O duelo entre Charlton Heston e Tom Tryon

Charlton Heston e Anne Baxter
Anne Baxter de cabeça para baixo - Reunir Charlton Heston e Anne Baxter deu certo pois ambos estão bem nos momentos dramáticos e nos românticos e melhor ainda nas altercações. Se “Trindade Violenta” fosse lembrado por uma única sequência seria quando Heston vira Anne de cabeça para baixo mostrando suas anáguas sob o elegante vestido. Consta que Heston não se entendeu muito bem com Tom Tryon durante as filmagens e talvez por essa e por outras razões Tryon abandonou cedo a carreira de ator tornando-se bem sucedido escritor. Além dos ótimos Gilbert Roland e Forrest Tucker, o elenco tem ainda a presença de Bruce Bennett, ator que como Herman Brix (seu nome verdadeiro), fez seriado como Tarzan e foi um dos cinco Lone Rangers do seriado “O Guarda Vingador” (The Lone Ranger), de 1938. Outro nome que posteriormente se tornou bastante conhecido do público é Robert Blake que interpreta um dos filhos de Gilbert Roland.

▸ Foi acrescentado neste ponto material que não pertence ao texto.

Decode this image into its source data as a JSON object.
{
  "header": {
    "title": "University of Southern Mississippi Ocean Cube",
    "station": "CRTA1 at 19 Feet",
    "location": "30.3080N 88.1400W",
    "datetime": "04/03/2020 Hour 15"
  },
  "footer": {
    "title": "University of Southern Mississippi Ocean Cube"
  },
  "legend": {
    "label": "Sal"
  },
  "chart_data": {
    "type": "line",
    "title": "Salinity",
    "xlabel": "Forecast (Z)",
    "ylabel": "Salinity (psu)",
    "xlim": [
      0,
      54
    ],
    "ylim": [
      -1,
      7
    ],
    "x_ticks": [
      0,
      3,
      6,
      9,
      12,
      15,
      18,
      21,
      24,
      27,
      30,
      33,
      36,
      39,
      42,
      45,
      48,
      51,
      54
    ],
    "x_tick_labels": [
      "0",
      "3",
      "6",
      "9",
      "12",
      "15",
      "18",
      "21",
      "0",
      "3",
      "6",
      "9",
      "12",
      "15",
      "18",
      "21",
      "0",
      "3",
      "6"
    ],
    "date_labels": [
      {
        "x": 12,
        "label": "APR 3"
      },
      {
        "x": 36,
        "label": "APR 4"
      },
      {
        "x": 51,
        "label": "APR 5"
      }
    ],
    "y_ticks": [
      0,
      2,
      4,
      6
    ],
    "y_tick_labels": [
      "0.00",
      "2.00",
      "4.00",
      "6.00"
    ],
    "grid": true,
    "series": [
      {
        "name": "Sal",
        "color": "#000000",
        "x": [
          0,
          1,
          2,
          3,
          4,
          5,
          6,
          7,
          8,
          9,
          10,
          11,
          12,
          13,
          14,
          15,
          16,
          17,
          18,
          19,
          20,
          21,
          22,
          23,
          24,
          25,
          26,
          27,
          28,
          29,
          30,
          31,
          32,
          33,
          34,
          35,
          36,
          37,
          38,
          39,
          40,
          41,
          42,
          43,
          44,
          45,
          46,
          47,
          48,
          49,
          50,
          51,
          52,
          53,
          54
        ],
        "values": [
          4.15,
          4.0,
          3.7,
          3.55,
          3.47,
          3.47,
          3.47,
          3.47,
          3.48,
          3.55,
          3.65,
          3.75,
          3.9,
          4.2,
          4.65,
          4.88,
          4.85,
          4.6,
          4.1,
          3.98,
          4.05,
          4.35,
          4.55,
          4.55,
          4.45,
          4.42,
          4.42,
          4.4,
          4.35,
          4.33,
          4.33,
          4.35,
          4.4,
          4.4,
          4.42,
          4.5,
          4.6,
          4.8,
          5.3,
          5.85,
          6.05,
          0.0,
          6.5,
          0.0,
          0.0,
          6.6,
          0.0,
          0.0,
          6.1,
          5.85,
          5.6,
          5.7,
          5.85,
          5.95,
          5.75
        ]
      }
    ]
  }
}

Forrest Tucker; Robert Blake e Anne Baxter; Tom Tryon


Charlton Heston
Trilogia melodramática - Rudolph Maté, como lembrado no primeiro parágrafo, foi um cinegrafista requintado e por isso mesmo muito requisitado. Tendo Loyal Griggs com as câmeras e mais o processo Vistavision da Paramount, Maté fez deste western um filme muito bonito capturando as belas paisagens do Arizona. O mesmo não pode ser dito da música bombástica e impessoal de Walter Scharf. Com “Trindade Violenta” Maté fez uma trilogia de westerns melodramáticos (“Um Pecado em Cada Alma”/1955 e “A Marca Rubra”/1950 são os outros dois). Pouco citado de modo geral este faroeste com Charlton Heston é daqueles que não deixarão de agradar aos fãs do gênero e deste grande ator em especial.

Charlton Heston e Anne Baxter; o pôster do filme; Tom Tryon

5 comentários:

  1. Darci, gostei pouco da história, muitas dúvidas,ou seja, cheio de momentos bons e ruins. Mesmo assim, você garante que vale a pena. Acredito que vou procurar, na oportunidade. Abraços, amigo.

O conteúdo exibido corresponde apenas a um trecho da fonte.